Is that why people are always saying you should squash commits? To help with collecting metrics?!
I view it as a clear antipattern (since the history within a branch can be valuable later if you need to cherry-pick apart a feature or find a bug with git-bisect) and have asked superiors in numerous places why they require it, and the response is usually a vague mention of “it cleans things up” and “history isn’t important”. It feels like the kind of practice that was mentioned on a screencast and just got cargo-culted, but I have to think it originally had some purpose.
To me it's rebase > squash > merge. Nobody wants to read a commit history and see a page-long list of "fix audit", "fix typo", "retry ci", "test: change foo", "Revert: test: change foo", "Revert: Revert: retry ci"... That's why you rebase into a sequence of logical, if fictional, worksteps. But if you can't do that, squash is second-best.
My preferred is rebase (exactly as you describe) but keeping the original fork point, (unless it becomes necessary to depend on some other later work from another branch, the original base or not) and then merge.
So you end up with a cleaned-up branch history via rebase, and a master branch that's similarly clean, with a higher level view of 'logical commits' that 'merge X feature', 'merge Y bug fix'.
With rebase I keep my commits small, easier to merge then. I've seen strange things slip through large commits. E.g. Someone (me) missed the deleted files, rebased and hence recreated them.
Then I tried to squash them before merging. But if you squash your commits you get a large commit and you get the same problem. Oh well...
If your workplace requires just 1 commit per change, no matter what the scope, that doesn't make a lot of sense, but there's a lot of room between never squashing and squashing all changes always to 1 commit. Both those extreme approaches don't make much sense to me. Some history is important, some is not.
Squashing commits doesn't have to mean turning 50 commits into 1. It can mean reordering, squashing some commits, tidying up commit messages and generally editing until the set of changes is clear and coherent. This lets you commit early and often during development on an unpublished branch without concern, then tidy that up into a coherent set of changes for readers (including your future self). The absolute numbers don't really matter, for me at least it's more about reorganising and editing changes to read coherently and be properly separated. For example if you need steps 1,2,3,4 to make a change, keep those separate but don't include 2a,2b,2c which were exploring 2 and finding a few places you missed a change when you tested it.
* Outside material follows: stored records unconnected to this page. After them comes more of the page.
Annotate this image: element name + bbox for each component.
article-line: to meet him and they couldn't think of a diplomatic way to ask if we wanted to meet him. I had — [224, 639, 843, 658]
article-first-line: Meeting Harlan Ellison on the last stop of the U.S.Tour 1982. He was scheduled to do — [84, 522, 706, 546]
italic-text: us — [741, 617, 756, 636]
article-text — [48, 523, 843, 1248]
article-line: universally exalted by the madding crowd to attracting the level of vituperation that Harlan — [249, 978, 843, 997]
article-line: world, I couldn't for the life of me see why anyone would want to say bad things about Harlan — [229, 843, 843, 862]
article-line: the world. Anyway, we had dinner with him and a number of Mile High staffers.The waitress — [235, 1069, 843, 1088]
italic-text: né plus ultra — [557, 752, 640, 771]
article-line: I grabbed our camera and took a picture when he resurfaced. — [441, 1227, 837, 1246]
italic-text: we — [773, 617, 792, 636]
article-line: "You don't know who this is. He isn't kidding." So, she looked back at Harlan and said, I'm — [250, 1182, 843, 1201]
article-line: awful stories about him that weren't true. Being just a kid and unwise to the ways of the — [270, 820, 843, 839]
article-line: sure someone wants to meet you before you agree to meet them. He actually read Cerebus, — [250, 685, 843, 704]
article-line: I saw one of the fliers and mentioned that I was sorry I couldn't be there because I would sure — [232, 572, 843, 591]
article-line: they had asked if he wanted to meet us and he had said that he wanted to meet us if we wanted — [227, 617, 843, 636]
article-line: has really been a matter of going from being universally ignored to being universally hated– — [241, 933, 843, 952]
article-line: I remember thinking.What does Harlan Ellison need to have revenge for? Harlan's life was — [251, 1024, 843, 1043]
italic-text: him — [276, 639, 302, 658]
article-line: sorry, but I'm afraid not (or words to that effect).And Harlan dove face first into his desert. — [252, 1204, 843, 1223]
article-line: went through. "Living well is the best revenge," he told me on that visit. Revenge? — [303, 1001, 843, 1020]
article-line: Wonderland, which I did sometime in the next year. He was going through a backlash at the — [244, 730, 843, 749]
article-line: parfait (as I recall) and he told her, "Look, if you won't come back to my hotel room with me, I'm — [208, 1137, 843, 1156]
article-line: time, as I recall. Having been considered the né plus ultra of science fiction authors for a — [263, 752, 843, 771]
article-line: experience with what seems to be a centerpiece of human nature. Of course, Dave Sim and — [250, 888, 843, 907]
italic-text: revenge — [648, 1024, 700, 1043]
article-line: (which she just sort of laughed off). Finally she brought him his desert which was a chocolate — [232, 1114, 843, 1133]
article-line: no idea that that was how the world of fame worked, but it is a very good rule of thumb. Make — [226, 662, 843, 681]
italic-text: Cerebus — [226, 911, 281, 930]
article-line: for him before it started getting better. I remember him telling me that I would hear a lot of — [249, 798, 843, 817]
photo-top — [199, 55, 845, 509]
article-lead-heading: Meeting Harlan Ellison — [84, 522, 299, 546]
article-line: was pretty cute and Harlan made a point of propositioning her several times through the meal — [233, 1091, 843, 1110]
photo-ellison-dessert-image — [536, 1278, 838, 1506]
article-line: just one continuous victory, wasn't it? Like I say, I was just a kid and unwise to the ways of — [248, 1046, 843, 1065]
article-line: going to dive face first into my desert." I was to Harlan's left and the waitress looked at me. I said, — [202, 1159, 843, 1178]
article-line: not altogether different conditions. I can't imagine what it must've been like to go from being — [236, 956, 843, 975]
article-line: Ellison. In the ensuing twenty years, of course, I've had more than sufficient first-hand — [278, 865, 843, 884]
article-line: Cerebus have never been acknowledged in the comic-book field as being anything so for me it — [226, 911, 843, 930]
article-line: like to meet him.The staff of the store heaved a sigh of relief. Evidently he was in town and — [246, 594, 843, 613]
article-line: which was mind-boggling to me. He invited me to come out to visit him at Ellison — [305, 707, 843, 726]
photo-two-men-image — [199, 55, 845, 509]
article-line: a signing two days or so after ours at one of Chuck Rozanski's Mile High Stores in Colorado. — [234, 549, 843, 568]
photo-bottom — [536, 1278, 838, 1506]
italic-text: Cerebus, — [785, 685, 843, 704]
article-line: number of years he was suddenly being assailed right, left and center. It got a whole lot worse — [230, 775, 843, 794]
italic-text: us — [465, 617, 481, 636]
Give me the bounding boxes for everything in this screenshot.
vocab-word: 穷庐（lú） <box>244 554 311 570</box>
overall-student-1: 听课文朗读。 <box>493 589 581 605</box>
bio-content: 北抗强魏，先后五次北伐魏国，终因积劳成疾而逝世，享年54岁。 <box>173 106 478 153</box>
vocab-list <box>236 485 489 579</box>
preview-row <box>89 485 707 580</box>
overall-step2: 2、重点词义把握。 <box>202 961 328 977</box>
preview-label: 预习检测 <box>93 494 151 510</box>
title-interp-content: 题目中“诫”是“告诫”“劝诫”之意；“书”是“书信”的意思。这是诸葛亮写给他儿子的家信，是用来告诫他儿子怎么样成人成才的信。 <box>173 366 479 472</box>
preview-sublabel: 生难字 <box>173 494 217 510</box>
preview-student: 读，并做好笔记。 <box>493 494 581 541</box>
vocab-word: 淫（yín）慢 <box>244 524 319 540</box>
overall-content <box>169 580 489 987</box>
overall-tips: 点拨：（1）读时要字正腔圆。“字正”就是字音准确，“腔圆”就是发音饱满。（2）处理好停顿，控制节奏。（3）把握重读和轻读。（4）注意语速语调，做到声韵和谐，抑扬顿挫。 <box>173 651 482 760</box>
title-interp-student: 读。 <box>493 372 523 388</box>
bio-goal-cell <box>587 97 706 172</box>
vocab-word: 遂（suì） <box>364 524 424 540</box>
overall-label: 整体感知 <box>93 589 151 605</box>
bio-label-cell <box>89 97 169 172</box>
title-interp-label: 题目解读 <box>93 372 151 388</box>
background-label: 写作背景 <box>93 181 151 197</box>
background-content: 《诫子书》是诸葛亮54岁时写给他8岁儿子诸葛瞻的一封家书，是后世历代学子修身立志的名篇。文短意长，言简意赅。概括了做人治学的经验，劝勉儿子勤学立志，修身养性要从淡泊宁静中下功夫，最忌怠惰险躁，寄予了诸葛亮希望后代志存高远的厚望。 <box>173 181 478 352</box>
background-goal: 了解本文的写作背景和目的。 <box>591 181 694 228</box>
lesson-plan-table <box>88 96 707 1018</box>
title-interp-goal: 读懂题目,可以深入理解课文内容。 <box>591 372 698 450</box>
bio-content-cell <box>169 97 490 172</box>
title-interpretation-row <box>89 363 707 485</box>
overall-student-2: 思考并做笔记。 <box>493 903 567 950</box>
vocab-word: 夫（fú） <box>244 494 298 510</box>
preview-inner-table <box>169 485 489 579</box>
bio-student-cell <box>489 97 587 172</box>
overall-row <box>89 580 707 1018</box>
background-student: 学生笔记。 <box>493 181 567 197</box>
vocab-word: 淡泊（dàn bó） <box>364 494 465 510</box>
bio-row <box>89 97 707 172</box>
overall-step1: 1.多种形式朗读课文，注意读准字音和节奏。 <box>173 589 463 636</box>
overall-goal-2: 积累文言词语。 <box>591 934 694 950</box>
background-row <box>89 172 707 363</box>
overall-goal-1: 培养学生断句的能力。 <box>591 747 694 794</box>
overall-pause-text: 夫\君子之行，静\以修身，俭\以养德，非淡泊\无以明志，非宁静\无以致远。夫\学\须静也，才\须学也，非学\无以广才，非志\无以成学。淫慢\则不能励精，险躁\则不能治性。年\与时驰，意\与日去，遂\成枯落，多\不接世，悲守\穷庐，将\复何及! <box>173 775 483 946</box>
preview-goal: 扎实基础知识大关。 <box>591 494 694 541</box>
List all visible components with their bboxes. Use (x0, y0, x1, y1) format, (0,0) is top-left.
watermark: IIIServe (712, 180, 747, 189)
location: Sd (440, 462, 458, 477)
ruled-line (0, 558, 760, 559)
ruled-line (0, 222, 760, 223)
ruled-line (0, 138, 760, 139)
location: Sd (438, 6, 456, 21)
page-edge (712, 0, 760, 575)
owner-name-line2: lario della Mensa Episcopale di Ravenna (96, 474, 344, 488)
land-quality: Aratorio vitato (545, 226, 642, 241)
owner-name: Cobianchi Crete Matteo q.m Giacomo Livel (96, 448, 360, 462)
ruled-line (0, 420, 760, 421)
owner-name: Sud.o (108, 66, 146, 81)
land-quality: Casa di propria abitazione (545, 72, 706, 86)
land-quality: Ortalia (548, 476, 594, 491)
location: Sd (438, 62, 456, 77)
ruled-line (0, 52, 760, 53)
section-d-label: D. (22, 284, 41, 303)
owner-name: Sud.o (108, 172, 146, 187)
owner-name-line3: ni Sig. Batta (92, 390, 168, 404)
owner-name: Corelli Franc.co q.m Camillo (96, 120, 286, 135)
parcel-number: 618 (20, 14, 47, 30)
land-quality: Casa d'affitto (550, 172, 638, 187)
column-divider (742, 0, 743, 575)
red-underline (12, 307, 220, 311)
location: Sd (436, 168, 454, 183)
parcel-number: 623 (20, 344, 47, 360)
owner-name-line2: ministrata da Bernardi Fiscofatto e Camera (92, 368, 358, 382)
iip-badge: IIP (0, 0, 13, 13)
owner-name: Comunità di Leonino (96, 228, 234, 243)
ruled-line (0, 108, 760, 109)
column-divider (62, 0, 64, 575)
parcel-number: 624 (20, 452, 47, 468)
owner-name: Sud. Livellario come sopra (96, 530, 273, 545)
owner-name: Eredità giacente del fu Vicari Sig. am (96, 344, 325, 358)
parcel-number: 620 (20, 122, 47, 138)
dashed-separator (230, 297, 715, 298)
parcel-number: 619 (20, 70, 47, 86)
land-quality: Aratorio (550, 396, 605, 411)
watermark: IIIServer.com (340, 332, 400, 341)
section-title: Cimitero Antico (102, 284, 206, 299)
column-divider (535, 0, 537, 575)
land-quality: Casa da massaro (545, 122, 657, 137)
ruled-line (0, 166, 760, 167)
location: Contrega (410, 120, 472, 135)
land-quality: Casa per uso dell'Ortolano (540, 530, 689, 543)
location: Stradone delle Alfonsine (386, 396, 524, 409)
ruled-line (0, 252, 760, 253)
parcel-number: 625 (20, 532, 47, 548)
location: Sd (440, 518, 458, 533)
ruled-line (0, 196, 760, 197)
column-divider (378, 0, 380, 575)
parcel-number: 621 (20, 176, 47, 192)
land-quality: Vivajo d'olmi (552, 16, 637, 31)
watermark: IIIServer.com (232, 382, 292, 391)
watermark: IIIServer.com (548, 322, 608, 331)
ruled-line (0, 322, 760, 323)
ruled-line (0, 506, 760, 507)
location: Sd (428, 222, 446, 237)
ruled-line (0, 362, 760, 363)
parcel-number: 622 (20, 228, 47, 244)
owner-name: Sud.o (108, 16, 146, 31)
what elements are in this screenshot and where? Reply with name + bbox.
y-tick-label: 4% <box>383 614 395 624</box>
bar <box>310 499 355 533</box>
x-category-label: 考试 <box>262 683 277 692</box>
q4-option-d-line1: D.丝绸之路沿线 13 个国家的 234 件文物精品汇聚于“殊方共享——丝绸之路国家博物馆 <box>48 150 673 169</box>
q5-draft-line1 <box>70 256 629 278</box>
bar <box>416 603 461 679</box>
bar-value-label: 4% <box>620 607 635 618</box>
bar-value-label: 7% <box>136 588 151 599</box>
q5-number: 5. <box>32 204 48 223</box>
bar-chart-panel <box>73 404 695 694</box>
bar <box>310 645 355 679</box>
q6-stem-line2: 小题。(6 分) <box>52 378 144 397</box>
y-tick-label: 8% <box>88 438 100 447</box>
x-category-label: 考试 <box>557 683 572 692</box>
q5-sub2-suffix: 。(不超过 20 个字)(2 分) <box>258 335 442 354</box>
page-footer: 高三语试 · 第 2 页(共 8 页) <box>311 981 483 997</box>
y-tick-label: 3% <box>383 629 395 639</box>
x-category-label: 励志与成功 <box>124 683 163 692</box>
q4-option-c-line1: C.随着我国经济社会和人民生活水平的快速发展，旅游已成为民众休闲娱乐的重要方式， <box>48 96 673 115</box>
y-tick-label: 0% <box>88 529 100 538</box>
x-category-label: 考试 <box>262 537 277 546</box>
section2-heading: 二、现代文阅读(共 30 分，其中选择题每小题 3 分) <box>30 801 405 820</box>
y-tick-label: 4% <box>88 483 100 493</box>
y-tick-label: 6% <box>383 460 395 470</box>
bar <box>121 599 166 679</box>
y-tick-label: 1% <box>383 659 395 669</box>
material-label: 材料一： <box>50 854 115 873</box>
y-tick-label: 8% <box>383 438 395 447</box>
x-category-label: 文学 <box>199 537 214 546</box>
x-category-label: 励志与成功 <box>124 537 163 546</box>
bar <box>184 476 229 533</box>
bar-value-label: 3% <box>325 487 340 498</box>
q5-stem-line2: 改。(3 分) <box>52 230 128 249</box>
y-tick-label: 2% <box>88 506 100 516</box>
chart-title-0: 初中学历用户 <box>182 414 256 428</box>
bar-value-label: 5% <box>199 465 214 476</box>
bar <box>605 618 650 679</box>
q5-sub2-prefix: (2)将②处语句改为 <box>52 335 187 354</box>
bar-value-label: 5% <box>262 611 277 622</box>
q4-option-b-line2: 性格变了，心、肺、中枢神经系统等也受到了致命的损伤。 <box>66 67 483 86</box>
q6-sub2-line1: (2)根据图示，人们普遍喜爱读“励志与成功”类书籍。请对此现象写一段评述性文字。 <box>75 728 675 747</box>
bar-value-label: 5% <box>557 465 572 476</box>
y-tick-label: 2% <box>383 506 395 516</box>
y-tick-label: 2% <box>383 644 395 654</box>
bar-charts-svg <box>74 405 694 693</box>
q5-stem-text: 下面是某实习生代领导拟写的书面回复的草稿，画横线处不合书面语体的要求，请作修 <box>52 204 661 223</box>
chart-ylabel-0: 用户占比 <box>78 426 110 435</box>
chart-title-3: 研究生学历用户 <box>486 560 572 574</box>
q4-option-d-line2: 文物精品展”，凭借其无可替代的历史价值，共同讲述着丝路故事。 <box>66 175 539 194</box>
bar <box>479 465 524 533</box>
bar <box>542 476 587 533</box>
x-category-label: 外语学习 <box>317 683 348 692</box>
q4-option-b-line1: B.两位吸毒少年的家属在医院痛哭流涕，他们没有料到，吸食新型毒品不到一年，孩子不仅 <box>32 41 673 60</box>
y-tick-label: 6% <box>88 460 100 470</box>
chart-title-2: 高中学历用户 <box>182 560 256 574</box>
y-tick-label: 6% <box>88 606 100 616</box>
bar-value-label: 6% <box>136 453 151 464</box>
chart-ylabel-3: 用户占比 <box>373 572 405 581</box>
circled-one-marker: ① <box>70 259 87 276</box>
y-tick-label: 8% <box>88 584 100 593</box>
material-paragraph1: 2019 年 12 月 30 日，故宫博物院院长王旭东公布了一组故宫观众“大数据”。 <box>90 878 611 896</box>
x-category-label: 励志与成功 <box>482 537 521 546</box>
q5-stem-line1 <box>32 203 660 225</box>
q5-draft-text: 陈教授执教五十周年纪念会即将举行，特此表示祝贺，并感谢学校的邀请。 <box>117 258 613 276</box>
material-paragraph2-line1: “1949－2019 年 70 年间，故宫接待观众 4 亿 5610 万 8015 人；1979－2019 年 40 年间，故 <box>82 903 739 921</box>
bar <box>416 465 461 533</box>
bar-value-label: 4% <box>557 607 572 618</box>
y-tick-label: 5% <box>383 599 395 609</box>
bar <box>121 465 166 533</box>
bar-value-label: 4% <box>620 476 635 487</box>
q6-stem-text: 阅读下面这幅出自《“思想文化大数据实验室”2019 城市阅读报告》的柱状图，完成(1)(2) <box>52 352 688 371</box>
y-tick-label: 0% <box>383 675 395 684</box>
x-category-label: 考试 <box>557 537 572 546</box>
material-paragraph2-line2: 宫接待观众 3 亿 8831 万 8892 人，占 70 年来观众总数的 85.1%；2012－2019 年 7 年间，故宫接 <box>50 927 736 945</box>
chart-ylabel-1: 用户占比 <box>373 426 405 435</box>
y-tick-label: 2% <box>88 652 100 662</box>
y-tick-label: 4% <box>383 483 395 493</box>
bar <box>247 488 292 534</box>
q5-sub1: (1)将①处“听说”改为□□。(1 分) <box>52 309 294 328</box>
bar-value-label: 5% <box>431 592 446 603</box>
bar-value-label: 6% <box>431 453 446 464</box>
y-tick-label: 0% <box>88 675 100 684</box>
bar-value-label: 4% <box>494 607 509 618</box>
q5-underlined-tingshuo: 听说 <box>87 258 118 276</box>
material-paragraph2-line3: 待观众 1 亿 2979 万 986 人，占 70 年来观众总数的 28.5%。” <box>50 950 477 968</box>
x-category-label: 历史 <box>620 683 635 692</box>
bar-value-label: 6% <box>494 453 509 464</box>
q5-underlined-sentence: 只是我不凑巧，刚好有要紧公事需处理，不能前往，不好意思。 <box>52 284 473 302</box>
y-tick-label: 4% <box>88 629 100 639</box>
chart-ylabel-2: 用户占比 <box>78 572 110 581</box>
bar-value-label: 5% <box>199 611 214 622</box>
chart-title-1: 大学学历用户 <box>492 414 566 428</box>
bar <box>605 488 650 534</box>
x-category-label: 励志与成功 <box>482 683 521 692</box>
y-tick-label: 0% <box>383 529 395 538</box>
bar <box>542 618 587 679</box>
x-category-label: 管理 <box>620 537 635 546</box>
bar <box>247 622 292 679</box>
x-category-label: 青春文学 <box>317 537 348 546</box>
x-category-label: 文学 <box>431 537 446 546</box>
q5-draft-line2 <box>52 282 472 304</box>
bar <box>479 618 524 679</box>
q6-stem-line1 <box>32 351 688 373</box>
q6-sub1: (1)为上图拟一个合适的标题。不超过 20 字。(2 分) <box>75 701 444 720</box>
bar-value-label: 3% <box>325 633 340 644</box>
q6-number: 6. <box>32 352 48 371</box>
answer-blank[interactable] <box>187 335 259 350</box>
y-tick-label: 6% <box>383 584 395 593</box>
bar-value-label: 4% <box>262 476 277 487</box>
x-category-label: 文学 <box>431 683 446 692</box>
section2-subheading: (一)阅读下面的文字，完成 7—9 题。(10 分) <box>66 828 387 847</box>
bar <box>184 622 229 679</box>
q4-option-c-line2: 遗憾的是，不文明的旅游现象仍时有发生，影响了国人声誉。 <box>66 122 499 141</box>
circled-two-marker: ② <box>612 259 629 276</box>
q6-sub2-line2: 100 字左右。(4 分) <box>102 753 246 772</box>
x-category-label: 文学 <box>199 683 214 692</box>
I see it as basic respect for future readers, much as you might revise and edit an essay or novel before publication, revising and editing your code changes at least once often makes them better and clearer.
Commits should be squashed to clean up iterative work, corrections, etc. I commit constantly while developing and testing, especially if I want/need to let a CI pipeline do builds during development. It's good to squash them all when the work is ready to be merged, so that there's a single, clean, clearly explained, atomic commit to add functionality. No one gains anything from seeing a dozen work-in-progress/cleanup commits. The history of how I got to the merge point isn't important. A single unit of new, tested functionality that's ready to merge only needs one clear commit in most cases.
squashing commits make history important actually. The history how you reached the solution in your branch is not important, I am not interested in a wip commit which could indeed have a valid commit message, but still not final. Only the committed is interested into that.
So I think just before merging squashing the commits makes completely sense. Before that the committer is free to do whatever he/she likes.
Of course in the case the diff of files is so big that make multiple commits sensible, means that the PR is not broken correctly. Then, it's fine to have multiple commits, but the problem is elsewhere not in squashing them.
I think that squashing commits sometimes make sense. Like is it worth retain two commits if the second one is just fixing the formatting, logs, or metrics from the first one?
Also in open source I think it can be easier to keep track of the history if one commit == one PR.
I agree people kinda just cargo cult it though, good to be thoughtful about the trade offs for your team or project.
I think its just people protecting their egos and hiding their dev process. I've never been reading the commit history and thought, "boy I wish these were squashed." Much more often I wish commits were in smaller more reviewable bites.
I understand why its there. People want to sweep the details away. I feel it about my own commits as well. However, if I have to go back and read the history, I'd much rather read the ground truth.
It might depend on the CI process. If the CI is only run on the tip of the branch being merged, then the PR should squashed, otherwise if a rollback it required, it would be possible to rollback to a commit that was not tested by CI. Unless there is a list of 'known good commits' somewhere.
I view it as a clear antipattern (since the history within a branch can be valuable later if you need to cherry-pick apart a feature or find a bug with git-bisect) and have asked superiors in numerous places why they require it, and the response is usually a vague mention of “it cleans things up” and “history isn’t important”. It feels like the kind of practice that was mentioned on a screencast and just got cargo-culted, but I have to think it originally had some purpose.